Iwi-owned fibre network operator Taitokerau Fibre Networks has selected mission-critical technology provider Kordia to upgrade its connectivity between Auckland and Whangarei.
Under the terms of a new agreement, Kordia will implement carrier-grade dense wavelength division multiplexing (DWDM) on Taitokerau’s fibre assets that connect the two cities, substantially boosting the capacity of the network and increasing service performance.
Taitokerau Fibre Networks Limited (TFN) is a Layer One telecommunications provider that owns and operates a backhaul fibre optic cable. It is 80 per cent owned by three Iwi of Te Taitokerau (Te Rarawa, Ngati Whatua and Whaingaroa) and 20 per cent owned by Southpark Utilities Limited. The company’s vision is to enable connectivity and provide bandwidth to the people of Northland, complementing the Ultra-Fast Broadband (UFB) and Rural Broadband Initiatives (RBI) programmes in Northland with backhaul capability.
According to Aaron Olphert, Kordia CDO, the equipment being introduced to TFN’s network has the potential to deliver up to 4Tbit/s of data between Auckland and Whangarei, which is almost 50 times the existing network capacity.
"That’s a significant boost to the capability that can be enabled by other service providers and enterprise customers in and out of the Northland region through this investment. DWDM technology substantially increases the carrying data capacity of fibre optic connections by using multiple distinct light carriers within the same physical piece of glass.”
‘Backhaul’ refers to the telecommunications practice of interconnecting major network aggregation points, typically between cities, over a dedicated path. ‘Carrier grade’ networks are extremely reliable, high performance and are able to carry large amounts of data traffic.
Kordia operates an existing 9.6 terabit per second capable DWDM network in all major centres between Auckland and Wellington, carrying a range of services including wholesale intercity
capacity, corporate data services, live sport and data centre replication. The engagement with TFN establishes the Whangarei network as an extension to Kordia’s existing DWDM network, enabling high-speed connectivity between the northern city and other North Island main centres.

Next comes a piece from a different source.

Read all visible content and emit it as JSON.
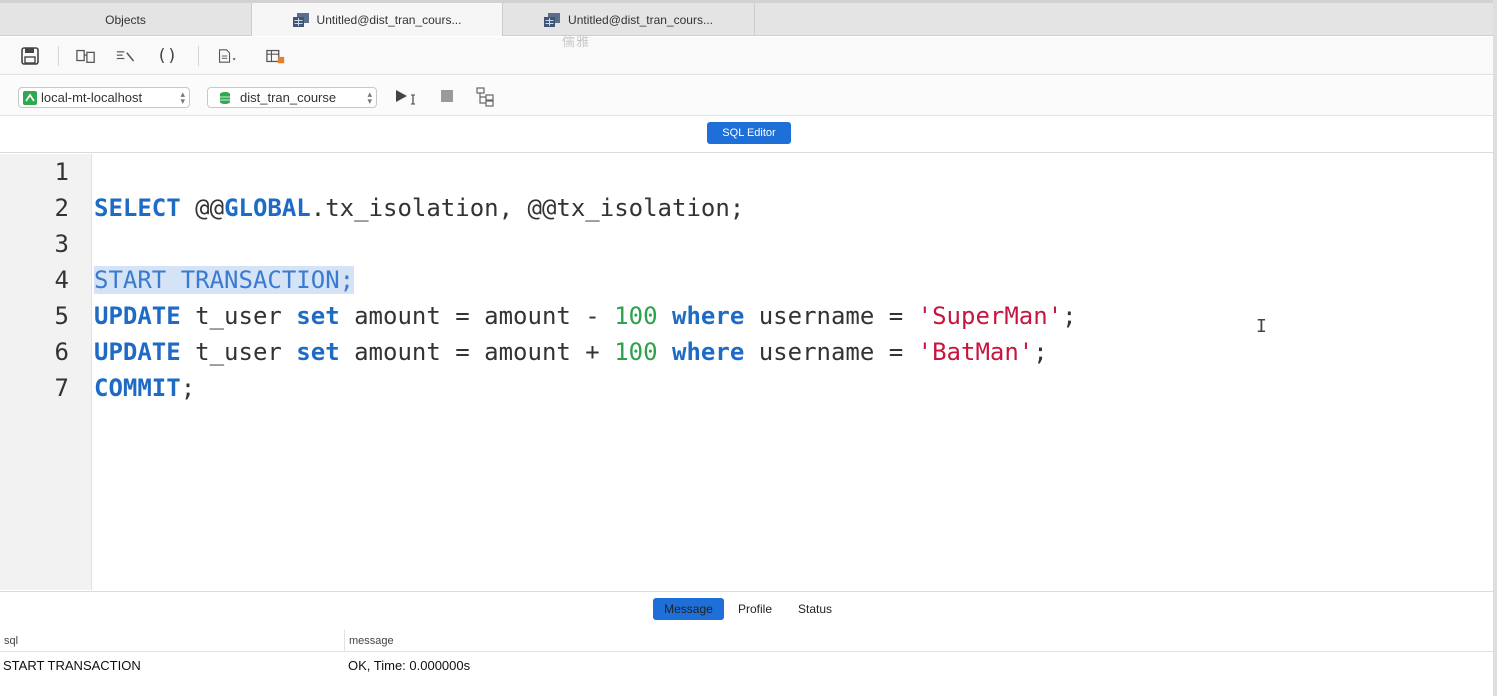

June McCabe, TFN director, says the company tested the market to find an appropriate service provider that would help fulfil its long-term ambitions. “Kordia is recognised for keeping New Zealand’s TV broadcast, radio and maritime safety networks running, where the highest levels of resilience, reliability and availability are non-negotiable. As a connectivity provider ourselves, our customers look to us for reliable backhaul connectivity. With its fibre credentials, Kordia is the ideal solution provider.”
McCabe says the TFN network is backhaul dark fibre –– and Kordia is turning some of its latent capacity into ‘lit fibre’ through the installation of the DWDM technology so it can be used by customers in Northland down to Auckland and beyond. “The partnership is both strategic as it lends further credibility to TFN and pragmatic as Kordia has the track record in providing and supporting these solutions.”
Kordia will install the new equipment and manage it for 10 years.
Noting that TFN was conceived and created in 2011 before the UFB and RBI networks took off, McCabe says it has moved from addressing the limited connectivity to Northland at the time, to expanding its reach. “The partnership with Kordia is a step towards another level of sustainability for the business. The company is known for delivering quality service for lit fibre and in time, we will look towards taking our backhaul cable further north. Our vision is to provide Northlanders with a backhaul connection that will improve network resilience and performance, while boosting the local economy.”
Kordia will put the DWDM network for TFN into production on 1 June 2018.